CRAVE

I am just craving to go to France. Sit in a cafe. Listen to french people mumbling around me. Reading newspaper. Smoking cigar or cigarette. Smell of a great espresso. Fresh air. People walking steady and fast. Clean. Determined. Knowing or thinking they know where they are going. Elegant. Civilised. Grumpy. Cheerful. Clean blonde kids. Cute brunette kids with long curley hair. Small grociery shop selling fresh fruits. Flourists selling big blossomed yellow flowers. Cloudy sky. Cracks of some sun rays. Bicylces. Active yet not corwded streets. Smell of fresh baguette and freshly baked cake and gateaux. Great cheese.
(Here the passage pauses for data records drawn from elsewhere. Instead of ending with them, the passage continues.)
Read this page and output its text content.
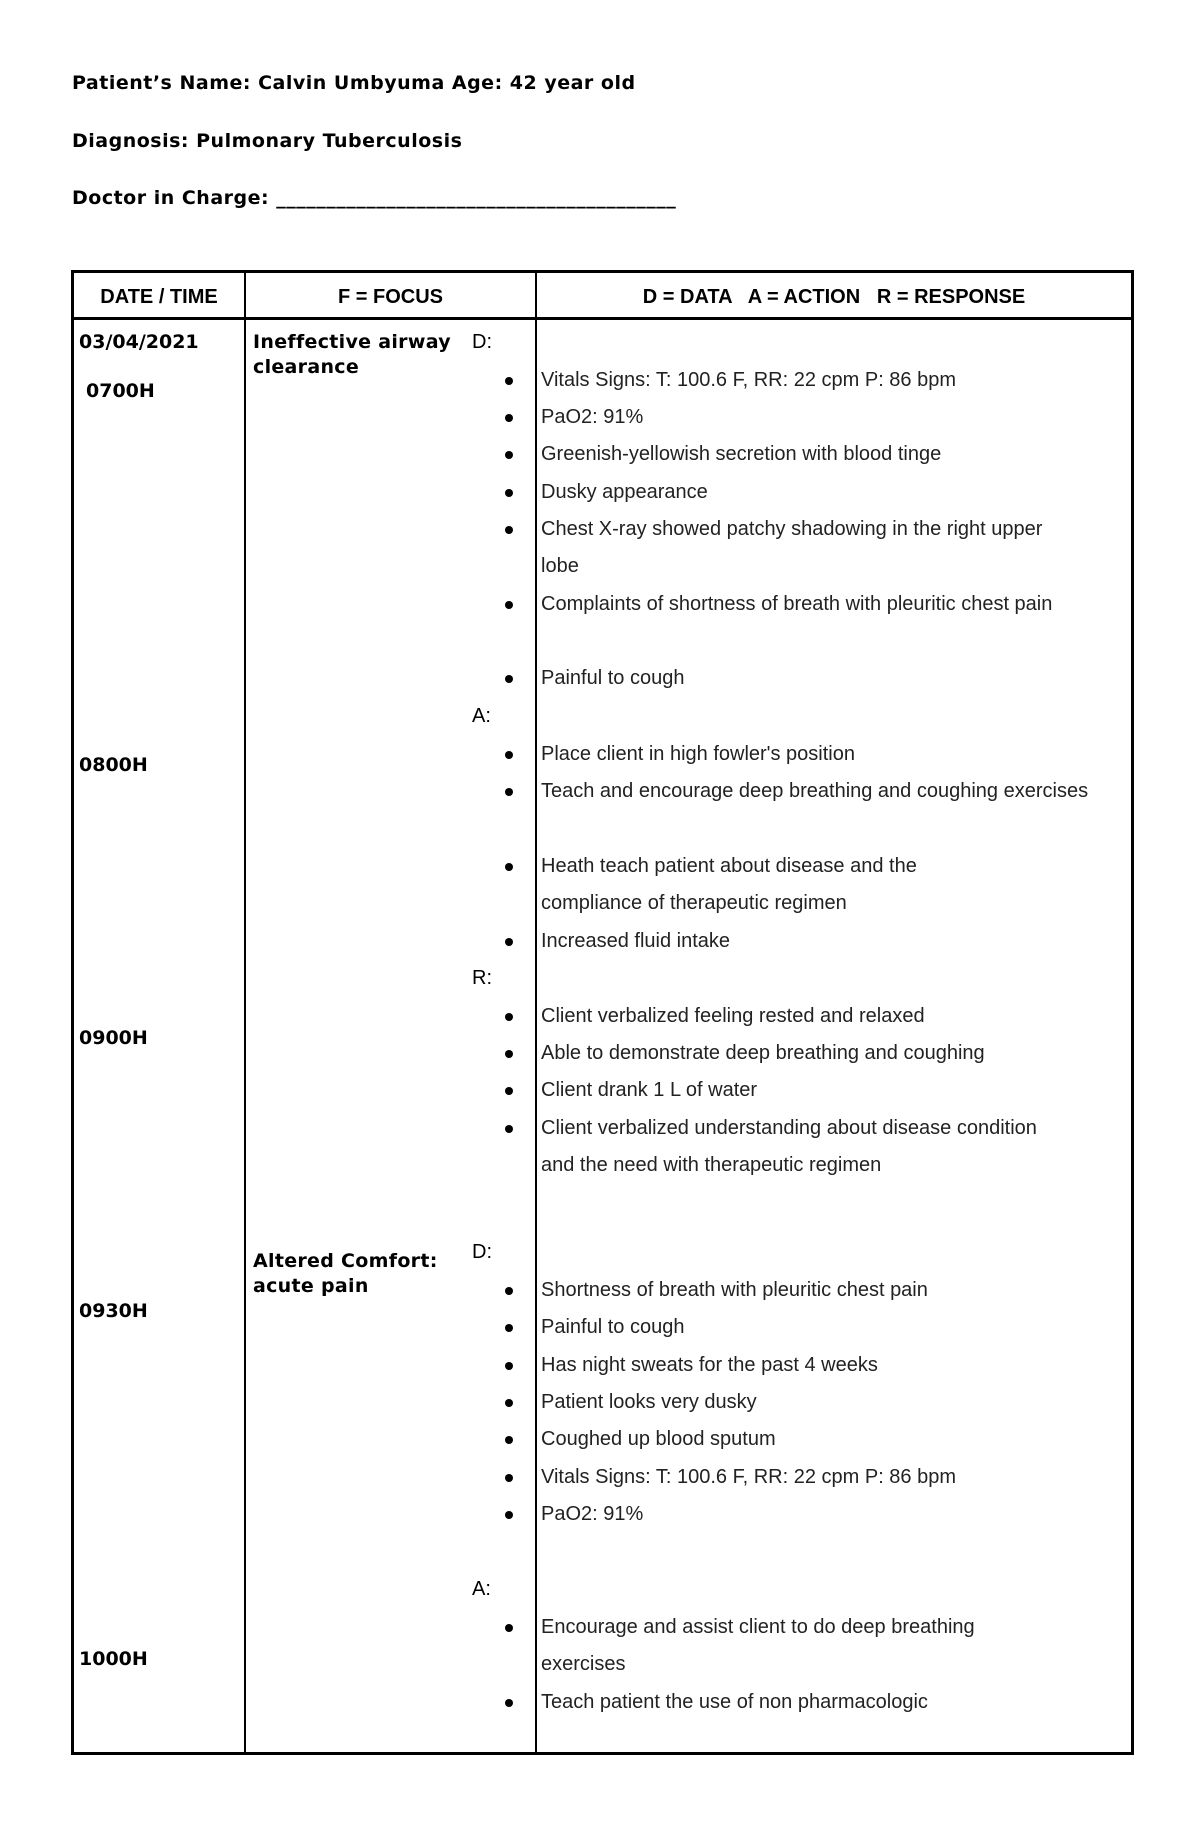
Patient’s Name: Calvin Umbyuma Age: 42 year old
Diagnosis: Pulmonary Tuberculosis
Doctor in Charge: ________________________________________
DATE / TIME	F = FOCUS	D = DATA   A = ACTION   R = RESPONSE
03/04/2021
0700H
0800H
0900H
0930H
1000H
Ineffective airway clearance
Altered Comfort: acute pain
D:
A:
R:
D:
A:
Vitals Signs: T: 100.6 F, RR: 22 cpm P: 86 bpm
PaO2: 91%
Greenish-yellowish secretion with blood tinge
Dusky appearance
Chest X-ray showed patchy shadowing in the right upper lobe
Complaints of shortness of breath with pleuritic chest pain
Painful to cough
Place client in high fowler's position
Teach and encourage deep breathing and coughing exercises
Heath teach patient about disease and the compliance of therapeutic regimen
Increased fluid intake
Client verbalized feeling rested and relaxed
Able to demonstrate deep breathing and coughing
Client drank 1 L of water
Client verbalized understanding about disease condition and the need with therapeutic regimen
Shortness of breath with pleuritic chest pain
Painful to cough
Has night sweats for the past 4 weeks
Patient looks very dusky
Coughed up blood sputum
Vitals Signs: T: 100.6 F, RR: 22 cpm P: 86 bpm
PaO2: 91%
Encourage and assist client to do deep breathing exercises
Teach patient the use of non pharmacologic
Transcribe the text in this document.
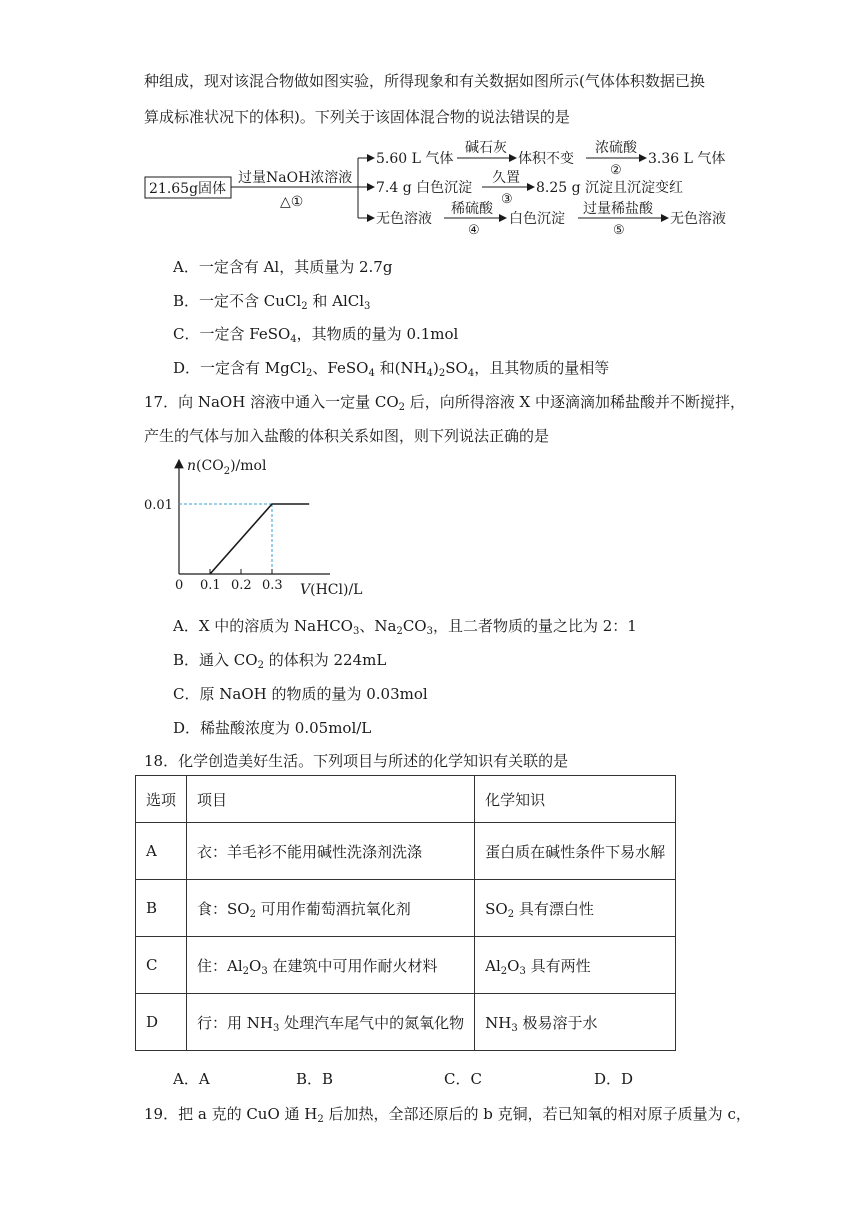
种组成，现对该混合物做如图实验，所得现象和有关数据如图所示(气体体积数据已换
算成标准状况下的体积)。下列关于该固体混合物的说法错误的是
21.65g固体
过量NaOH浓溶液
△①
5.60 L 气体
碱石灰
体积不变
浓硫酸
②
3.36 L 气体
7.4 g 白色沉淀
久置
③
8.25 g 沉淀且沉淀变红
无色溶液
稀硫酸
④
白色沉淀
过量稀盐酸
⑤
无色溶液
A．一定含有 Al，其质量为 2.7g
B．一定不含 CuCl$_2$ 和 AlCl$_3$
C．一定含 FeSO$_4$，其物质的量为 0.1mol
D．一定含有 MgCl$_2$、FeSO$_4$ 和$(NH_4)_2SO_4$，且其物质的量相等
17．向 NaOH 溶液中通入一定量 $CO_2$ 后，向所得溶液 X 中逐滴滴加稀盐酸并不断搅拌，
产生的气体与加入盐酸的体积关系如图，则下列说法正确的是
$n(CO_2)$/mol
V(HCl)/L
0 0.1 0.2 0.3
0.01
A．X 中的溶质为 NaHCO$_3$、$Na_2CO_3$，且二者物质的量之比为 2：1
B．通入 $CO_2$ 的体积为 224mL
C．原 NaOH 的物质的量为 0.03mol
D．稀盐酸浓度为 0.05mol/L
18．化学创造美好生活。下列项目与所述的化学知识有关联的是
选项	项目	化学知识
A	衣：羊毛衫不能用碱性洗涤剂洗涤	蛋白质在碱性条件下易水解
B	食：$SO_2$ 可用作葡萄酒抗氧化剂	$SO_2$ 具有漂白性
C	住：$Al_2O_3$ 在建筑中可用作耐火材料	$Al_2O_3$ 具有两性
D	行：用 $NH_3$ 处理汽车尾气中的氮氧化物	$NH_3$ 极易溶于水
A．A	B．B	C．C	D．D
19．把 a 克的 CuO 通 $H_2$ 后加热，全部还原后的 b 克铜，若已知氧的相对原子质量为 c，
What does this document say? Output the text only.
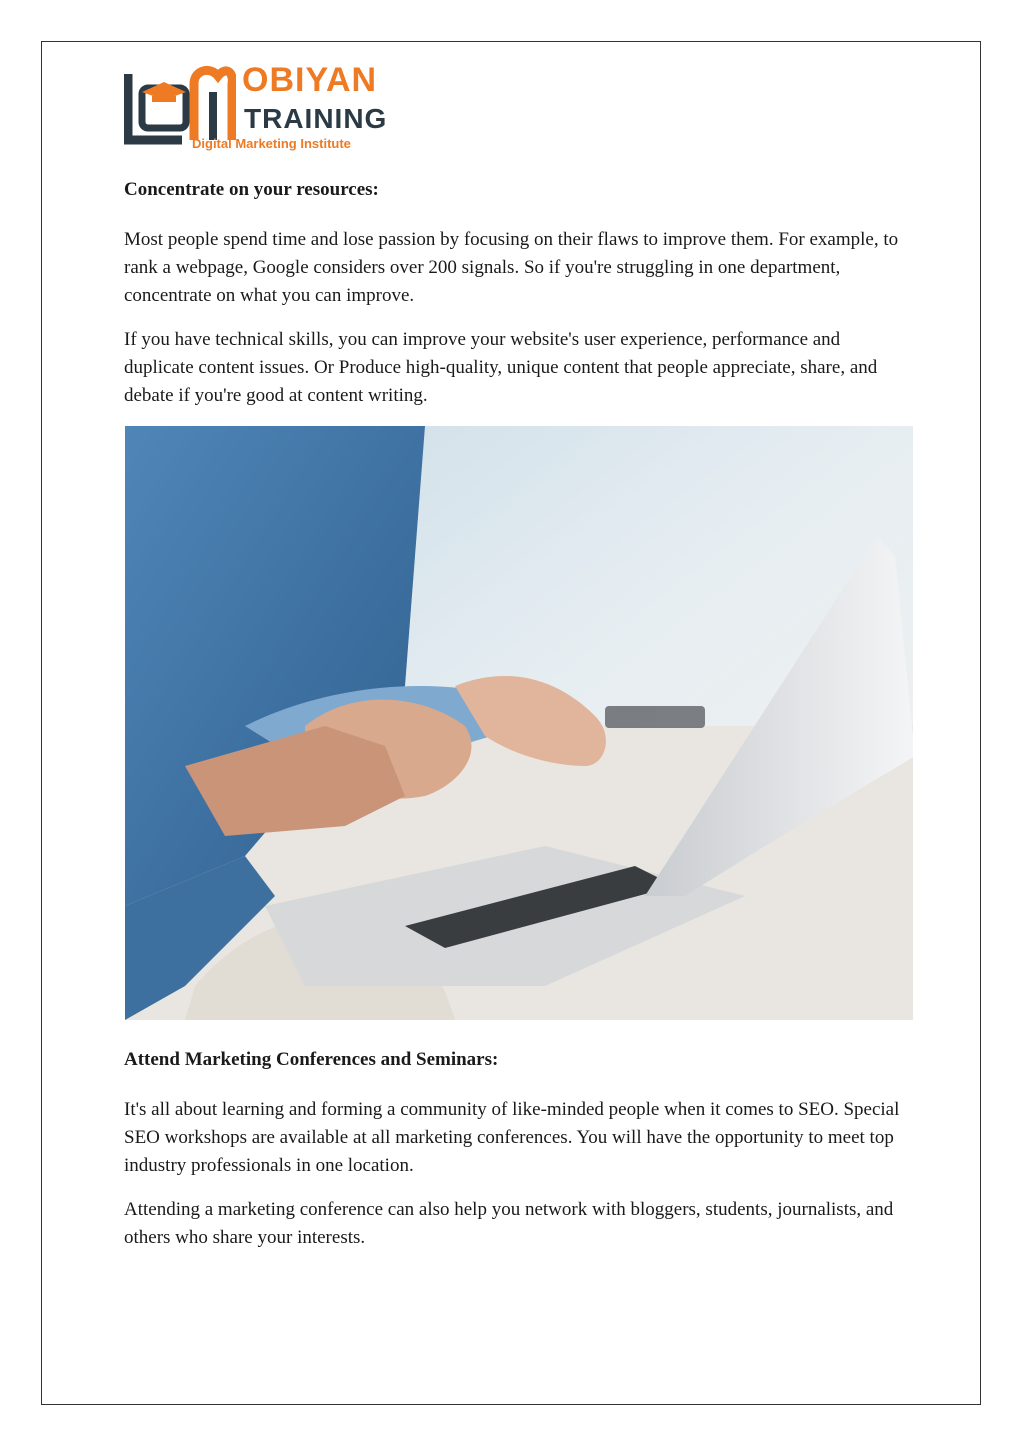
OBIYAN
TRAINING
Digital Marketing Institute
Concentrate on your resources:

Most people spend time and lose passion by focusing on their flaws to improve them. For example, to rank a webpage, Google considers over 200 signals. So if you're struggling in one department, concentrate on what you can improve.

If you have technical skills, you can improve your website's user experience, performance and duplicate content issues. Or Produce high-quality, unique content that people appreciate, share, and debate if you're good at content writing.

Attend Marketing Conferences and Seminars:

It's all about learning and forming a community of like-minded people when it comes to SEO. Special SEO workshops are available at all marketing conferences. You will have the opportunity to meet top industry professionals in one location.

Attending a marketing conference can also help you network with bloggers, students, journalists, and others who share your interests.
I want to open my eyes in a small tiny room with big windows overlooking a small building entrance. Wooden floor. Take a fresh shower. Dress simply. Go down the small clean wooden stairs. Go out to my tiny street. Greet the annoying lady at the bakery shop. Get one fresh baguette. Go get a tiny piece of chevre. One red tomatoe. And ride my bike to a small cafe. Order coffee, eat my cheese and read. Watch people. Dont have to worry about a single thing. Live like this for sometime until I feel something.

Truth is. I can't live in this egypt anymore. It might be kind and nice place. But it is certainly not my place anymore. I feel like a stranger here and I feel out of place. Nothing interest me anymore here. I find that most things seem unfamiliar anymore. The people. The attitude. Me. And certainly him.